Y al mismo tiempo me enfrento a la liberadora tiranía de la pantalla que se ha vuelto refugio, escape, opio, recetario, lugar de encuentro, espacio de distanciamiento, recurso de contacto humano, salón de clase, dojo virtual, biblioteca, bar, bitácora, oficina, estudio de edición, laboratorio de experimentos tecnológicos... Y esta maldita pantalla que es todo también me recuerda, cuando la veo sin luces e inerte, que no es nada, que su virtualidad es tan irrelevante como la fuerza que le doy a todo eso que me frustra, me embrutece o me alivia. La virtualidad de esta pantalla que convierte el tamborileo de mis dedos en letras es tan absurda como importante, es tan inútil como vital.
Y me pregunto si no es esa misma virtualidad la de mi vida emocional, ignoro honestamente si no es el mismo lenguaje el que le da soporte a mis emociones y, de algún modo muy enrevesado, el mismo lenguaje que le da vida a estos pedacitos de plástico, circuitos y unos y ceros. ¿Es el lenguaje mi idioma, el idioma de mis emociones y el lenguaje de que le da instrucciones a esta máquina? ¿No ha sido siempre la virtualidad del lenguaje la que le da sostén y vida a todas nuestras máquinas y espacios humanos? ¿Y ese lenguaje no es acaso la primera forma de máquina?

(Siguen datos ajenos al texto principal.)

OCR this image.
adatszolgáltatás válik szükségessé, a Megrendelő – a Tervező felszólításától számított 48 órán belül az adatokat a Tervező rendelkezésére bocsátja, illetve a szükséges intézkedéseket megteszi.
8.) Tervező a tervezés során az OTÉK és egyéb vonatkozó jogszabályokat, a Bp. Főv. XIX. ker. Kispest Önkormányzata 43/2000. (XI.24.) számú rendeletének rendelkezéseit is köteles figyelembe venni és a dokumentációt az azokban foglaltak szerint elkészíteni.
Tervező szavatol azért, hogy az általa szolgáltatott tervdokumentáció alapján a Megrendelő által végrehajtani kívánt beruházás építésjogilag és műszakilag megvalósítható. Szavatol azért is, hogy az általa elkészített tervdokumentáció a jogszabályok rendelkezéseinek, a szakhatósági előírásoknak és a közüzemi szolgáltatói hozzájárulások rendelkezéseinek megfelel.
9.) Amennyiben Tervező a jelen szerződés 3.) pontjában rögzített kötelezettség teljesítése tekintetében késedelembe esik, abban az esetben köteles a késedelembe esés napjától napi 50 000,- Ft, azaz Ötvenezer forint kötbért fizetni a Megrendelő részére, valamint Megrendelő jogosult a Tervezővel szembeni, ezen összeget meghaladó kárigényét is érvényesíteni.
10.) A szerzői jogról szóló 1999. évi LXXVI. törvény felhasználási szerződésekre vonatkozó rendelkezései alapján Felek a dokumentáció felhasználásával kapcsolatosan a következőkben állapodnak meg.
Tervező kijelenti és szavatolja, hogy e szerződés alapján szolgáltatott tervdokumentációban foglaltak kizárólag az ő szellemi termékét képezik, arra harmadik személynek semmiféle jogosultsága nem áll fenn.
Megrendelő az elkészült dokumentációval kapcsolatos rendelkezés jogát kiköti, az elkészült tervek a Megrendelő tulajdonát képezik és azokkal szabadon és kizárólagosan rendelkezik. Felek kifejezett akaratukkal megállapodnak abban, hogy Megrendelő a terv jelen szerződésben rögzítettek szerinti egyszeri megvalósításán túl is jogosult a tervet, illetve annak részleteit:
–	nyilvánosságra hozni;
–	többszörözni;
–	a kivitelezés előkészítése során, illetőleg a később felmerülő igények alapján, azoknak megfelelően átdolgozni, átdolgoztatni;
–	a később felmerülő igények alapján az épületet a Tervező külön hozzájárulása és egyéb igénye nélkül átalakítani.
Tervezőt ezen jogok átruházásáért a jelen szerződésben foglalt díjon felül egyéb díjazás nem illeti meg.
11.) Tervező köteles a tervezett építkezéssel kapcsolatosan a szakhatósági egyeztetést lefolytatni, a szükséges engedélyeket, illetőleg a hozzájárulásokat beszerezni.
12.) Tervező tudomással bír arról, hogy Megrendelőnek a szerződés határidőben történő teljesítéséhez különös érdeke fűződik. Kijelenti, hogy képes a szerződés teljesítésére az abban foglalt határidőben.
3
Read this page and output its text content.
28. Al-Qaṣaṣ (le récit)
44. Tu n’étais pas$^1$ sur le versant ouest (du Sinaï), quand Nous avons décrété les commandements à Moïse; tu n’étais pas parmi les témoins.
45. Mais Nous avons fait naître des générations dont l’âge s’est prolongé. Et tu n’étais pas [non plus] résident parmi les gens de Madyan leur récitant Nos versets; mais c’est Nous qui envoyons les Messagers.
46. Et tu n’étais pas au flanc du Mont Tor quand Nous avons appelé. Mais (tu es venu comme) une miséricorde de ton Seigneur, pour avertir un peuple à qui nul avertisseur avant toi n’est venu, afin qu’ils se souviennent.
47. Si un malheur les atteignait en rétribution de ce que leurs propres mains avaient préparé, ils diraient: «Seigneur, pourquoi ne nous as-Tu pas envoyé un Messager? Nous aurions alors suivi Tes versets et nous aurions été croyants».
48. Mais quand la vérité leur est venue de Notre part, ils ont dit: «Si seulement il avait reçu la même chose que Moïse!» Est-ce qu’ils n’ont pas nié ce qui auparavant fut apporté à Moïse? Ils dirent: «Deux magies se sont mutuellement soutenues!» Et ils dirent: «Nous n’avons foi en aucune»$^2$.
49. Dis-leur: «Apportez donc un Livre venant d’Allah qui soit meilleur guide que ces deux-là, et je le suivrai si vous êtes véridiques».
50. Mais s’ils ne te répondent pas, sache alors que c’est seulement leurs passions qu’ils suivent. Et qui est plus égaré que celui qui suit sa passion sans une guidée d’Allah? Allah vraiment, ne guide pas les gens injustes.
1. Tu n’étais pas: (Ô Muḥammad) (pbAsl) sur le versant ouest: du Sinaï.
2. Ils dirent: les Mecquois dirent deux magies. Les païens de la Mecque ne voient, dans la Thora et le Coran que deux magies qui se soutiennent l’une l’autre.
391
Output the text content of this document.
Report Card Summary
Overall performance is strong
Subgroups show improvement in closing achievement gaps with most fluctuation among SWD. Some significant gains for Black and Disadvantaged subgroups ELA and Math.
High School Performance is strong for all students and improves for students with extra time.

No sé porqué me hago tantas preguntas, no entiendo de dónde viene ese afán de preguntar que vive en mi cabeza. No entiendo ni si quiera porqué siento todo lo que siento y entonces recuerdo que no tiene mucho sentido buscar respuestas, porque la mayor parte del tiempo no puedo hacer mucho con esto, con las palabras, con el lenguaje ni con las máquinas. Porque frecuentemente me topo con un límite infranqueable, más tiránico que el de la maldita pantalla, el límite que es este: no sé ponerle nombre a esto que siento.